Hester took a deep breath and plunged in. “Actually… I have an idea for that. I am not very good at drawing, but you are.”
“Oh!” Margaret’s voice shot up in denial, and she started shaking her head, but her eyes did not leave Hester’s. “Oh, no!”
“Do you have an idea which would serve better?” Hester asked with an attempt at innocence.
Bessie understood with dawning horror. “You never are!” she said to Hester. “The morgue! Yer gonna draw a dead body?”
“Not I,” Hester corrected her. “Nobody would recognize their own mother from anything I drew, but Margaret is very good. She can really catch a likeness, even if she is too modest to say so herself.”
“It’s not that…” Margaret began, then tailed off, staring at Hester as disbelief slowly turned into understanding. “Really?” she whispered. “Do you think… I mean… would they allow us to…”

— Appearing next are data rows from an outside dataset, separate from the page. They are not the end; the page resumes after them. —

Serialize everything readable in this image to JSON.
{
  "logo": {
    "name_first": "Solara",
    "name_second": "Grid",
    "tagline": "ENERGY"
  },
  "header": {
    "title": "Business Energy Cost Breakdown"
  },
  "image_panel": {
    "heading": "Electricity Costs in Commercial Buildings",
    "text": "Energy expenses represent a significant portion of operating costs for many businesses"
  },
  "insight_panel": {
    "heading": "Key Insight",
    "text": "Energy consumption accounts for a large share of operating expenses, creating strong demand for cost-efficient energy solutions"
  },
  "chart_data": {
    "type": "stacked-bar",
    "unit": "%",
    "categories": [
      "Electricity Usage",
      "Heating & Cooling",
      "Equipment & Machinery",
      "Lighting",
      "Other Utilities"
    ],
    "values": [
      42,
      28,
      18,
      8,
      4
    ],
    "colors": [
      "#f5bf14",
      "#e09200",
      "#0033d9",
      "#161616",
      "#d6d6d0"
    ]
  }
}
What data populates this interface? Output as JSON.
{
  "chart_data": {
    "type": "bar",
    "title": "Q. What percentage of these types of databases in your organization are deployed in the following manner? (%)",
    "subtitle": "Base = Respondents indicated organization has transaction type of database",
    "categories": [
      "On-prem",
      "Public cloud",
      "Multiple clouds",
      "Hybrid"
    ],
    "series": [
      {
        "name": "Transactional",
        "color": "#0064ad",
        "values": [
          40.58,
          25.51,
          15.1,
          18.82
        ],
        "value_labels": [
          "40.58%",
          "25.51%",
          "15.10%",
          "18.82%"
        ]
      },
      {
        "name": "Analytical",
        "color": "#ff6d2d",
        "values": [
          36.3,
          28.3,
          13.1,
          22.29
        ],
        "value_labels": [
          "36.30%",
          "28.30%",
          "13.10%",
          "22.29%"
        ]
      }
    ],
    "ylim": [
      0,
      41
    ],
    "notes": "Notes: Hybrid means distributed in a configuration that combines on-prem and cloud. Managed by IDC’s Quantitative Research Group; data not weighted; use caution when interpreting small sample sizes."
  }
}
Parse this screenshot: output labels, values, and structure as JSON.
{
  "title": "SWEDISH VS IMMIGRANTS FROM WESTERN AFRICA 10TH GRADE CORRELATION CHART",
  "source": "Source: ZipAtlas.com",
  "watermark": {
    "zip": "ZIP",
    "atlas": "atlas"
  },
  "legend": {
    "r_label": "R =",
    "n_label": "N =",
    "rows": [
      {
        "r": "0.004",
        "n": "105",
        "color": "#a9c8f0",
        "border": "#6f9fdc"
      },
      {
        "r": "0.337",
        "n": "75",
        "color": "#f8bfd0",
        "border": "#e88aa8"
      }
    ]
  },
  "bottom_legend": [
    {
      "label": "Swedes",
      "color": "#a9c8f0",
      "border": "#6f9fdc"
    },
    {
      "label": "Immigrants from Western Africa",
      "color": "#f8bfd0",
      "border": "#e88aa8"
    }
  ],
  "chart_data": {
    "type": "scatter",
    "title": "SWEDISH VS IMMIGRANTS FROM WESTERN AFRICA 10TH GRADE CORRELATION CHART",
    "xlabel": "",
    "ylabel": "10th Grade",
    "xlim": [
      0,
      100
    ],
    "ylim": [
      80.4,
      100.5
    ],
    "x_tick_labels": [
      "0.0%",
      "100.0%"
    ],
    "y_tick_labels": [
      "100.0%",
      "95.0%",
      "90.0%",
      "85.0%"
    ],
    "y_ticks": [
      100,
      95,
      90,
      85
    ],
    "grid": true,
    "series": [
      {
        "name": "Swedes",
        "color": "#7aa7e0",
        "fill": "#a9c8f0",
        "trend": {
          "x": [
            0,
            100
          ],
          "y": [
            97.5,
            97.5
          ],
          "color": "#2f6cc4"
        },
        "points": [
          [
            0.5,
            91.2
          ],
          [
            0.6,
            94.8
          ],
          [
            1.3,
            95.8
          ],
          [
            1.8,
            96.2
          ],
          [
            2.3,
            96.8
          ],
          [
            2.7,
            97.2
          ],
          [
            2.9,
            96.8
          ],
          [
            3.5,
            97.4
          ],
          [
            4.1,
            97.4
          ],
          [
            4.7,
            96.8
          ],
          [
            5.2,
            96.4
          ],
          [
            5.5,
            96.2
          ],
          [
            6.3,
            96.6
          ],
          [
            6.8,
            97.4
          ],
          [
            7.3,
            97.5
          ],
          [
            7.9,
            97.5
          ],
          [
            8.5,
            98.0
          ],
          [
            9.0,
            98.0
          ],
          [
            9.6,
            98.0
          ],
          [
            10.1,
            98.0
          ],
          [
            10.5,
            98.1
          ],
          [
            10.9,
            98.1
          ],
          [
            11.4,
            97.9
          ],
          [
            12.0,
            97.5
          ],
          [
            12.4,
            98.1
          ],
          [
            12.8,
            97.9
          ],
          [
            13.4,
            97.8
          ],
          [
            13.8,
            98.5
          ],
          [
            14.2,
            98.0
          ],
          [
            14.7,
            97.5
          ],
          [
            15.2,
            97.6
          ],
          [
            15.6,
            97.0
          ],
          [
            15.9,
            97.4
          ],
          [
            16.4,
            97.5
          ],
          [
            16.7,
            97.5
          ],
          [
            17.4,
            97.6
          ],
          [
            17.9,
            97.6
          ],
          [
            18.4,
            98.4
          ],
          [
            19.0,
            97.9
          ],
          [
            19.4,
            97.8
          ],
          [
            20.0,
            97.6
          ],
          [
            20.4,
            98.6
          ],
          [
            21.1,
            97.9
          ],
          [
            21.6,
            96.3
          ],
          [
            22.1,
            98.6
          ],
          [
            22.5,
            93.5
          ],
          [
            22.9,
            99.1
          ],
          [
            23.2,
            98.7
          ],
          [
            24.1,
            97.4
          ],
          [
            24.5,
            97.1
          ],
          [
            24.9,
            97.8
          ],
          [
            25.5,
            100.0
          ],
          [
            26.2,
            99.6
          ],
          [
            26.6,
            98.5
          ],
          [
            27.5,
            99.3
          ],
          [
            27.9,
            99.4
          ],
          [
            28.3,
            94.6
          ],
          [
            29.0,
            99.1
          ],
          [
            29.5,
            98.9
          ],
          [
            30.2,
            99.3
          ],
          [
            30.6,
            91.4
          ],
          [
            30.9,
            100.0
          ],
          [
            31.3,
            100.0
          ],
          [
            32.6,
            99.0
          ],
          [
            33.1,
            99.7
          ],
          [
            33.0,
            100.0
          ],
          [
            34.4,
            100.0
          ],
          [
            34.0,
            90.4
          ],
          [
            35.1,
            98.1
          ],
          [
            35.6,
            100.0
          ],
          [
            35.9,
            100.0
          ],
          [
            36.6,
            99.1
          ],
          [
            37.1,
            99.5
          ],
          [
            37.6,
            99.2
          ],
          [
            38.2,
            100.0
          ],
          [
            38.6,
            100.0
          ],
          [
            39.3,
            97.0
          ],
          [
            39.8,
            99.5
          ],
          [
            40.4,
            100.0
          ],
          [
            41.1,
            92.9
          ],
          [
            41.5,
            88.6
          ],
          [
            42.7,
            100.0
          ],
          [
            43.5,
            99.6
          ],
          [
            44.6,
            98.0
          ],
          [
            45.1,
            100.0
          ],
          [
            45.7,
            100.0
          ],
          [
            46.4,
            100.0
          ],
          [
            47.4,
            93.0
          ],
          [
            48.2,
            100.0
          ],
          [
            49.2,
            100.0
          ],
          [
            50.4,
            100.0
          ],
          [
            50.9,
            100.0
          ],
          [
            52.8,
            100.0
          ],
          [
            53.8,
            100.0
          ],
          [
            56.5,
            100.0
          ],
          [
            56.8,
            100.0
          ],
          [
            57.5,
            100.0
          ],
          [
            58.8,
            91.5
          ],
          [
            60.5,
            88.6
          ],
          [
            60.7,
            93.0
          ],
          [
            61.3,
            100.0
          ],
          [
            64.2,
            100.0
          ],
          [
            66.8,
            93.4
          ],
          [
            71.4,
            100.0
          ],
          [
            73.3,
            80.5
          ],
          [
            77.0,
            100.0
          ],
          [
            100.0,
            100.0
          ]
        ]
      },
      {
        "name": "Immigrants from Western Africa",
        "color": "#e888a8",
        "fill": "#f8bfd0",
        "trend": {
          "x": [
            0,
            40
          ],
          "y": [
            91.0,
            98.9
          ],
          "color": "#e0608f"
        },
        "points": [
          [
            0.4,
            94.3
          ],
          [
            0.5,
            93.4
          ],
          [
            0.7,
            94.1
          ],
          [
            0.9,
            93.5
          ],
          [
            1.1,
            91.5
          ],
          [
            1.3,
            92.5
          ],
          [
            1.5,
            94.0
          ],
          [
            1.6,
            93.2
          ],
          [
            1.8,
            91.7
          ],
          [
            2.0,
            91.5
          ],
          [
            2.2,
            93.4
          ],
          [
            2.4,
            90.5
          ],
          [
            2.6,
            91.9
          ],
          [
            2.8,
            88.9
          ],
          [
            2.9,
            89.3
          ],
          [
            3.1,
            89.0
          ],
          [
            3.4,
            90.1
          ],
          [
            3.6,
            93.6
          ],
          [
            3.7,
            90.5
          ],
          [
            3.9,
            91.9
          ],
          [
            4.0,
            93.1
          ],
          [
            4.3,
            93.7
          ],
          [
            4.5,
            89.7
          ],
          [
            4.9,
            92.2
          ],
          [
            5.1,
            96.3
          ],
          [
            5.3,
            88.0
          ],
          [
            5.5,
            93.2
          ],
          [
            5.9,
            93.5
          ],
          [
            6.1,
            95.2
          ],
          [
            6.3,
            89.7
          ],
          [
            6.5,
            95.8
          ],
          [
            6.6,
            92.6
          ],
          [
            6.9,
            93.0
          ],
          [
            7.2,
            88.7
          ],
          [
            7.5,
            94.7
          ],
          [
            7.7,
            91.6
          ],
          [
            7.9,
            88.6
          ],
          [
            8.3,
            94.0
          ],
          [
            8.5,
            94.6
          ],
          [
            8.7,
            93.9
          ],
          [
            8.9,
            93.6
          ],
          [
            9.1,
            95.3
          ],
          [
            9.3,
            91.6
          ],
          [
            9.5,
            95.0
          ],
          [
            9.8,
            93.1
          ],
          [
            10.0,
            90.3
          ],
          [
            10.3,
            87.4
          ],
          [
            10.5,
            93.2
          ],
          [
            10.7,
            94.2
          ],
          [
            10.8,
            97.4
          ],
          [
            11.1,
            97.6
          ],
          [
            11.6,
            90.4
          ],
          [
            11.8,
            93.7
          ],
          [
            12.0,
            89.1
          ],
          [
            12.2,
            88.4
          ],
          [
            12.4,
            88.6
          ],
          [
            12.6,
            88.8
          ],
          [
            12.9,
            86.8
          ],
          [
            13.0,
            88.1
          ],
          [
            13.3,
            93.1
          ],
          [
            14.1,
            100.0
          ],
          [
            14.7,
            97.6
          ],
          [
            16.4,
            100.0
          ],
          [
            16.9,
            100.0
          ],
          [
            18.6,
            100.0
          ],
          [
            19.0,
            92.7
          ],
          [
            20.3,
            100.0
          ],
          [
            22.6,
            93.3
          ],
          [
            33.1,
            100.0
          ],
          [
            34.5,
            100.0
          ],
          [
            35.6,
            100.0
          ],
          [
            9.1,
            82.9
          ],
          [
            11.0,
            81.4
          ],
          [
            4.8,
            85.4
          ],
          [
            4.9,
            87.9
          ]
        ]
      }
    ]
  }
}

“Well, we may require one or two embellishments of fact,” Hester admitted wryly. “But I intend to try as hard as possible.” She became very grave. “It really does matter.”
“As long as you do the embellishments,” Margaret said, making a last attempt at reason.
“Of course,” Hester agreed, not yet with any very clear idea of what she would say. There would be plenty of time to think about it as they walked the mile or so to the closest morgue, where Baltimore would have been taken.
“I don’t have a pencil or paper,” Margaret said. “But I’ve got a couple of shillings of my own… I mean, not supposed to be for the house…”
“Excellent,” Hester approved. “We’ll get what you need at Mrs. Clark’s shop on the corner of the Farringdon Road. And I daresay an eraser as well. We may not have time to start over and over again.”
Margaret shrugged, then gave a nervous laugh, almost a giggle. Hester heard a note of hysteria in it.
“It’s all right!” Margaret said quickly. “I was just thinking what my drawing master would say if he knew. He was such an old woman it would be worth it just to see his face. He used to like me to draw demure young ladies. He made my sisters and me draw each other. He wasn’t even sure if we should draw gentlemen. The idea of that would be bad enough-he’d have a seizure if he knew I was going to draw a corpse! I do hope he’ll be wearing a sheet, or something?”
“If not, you have my express instruction to draw one in,” Hester promised with an answering bubble of laughter, not because she found any pleasure in it, but because to think of the absurd was the only way to make it all bearable.
They put on their outdoor clothes again and set off, walking briskly in the rain. They purchased a block of paper, pencils and an eraser, and hurried on to the morgue, an ugly, slab-sided building set a little back from the street.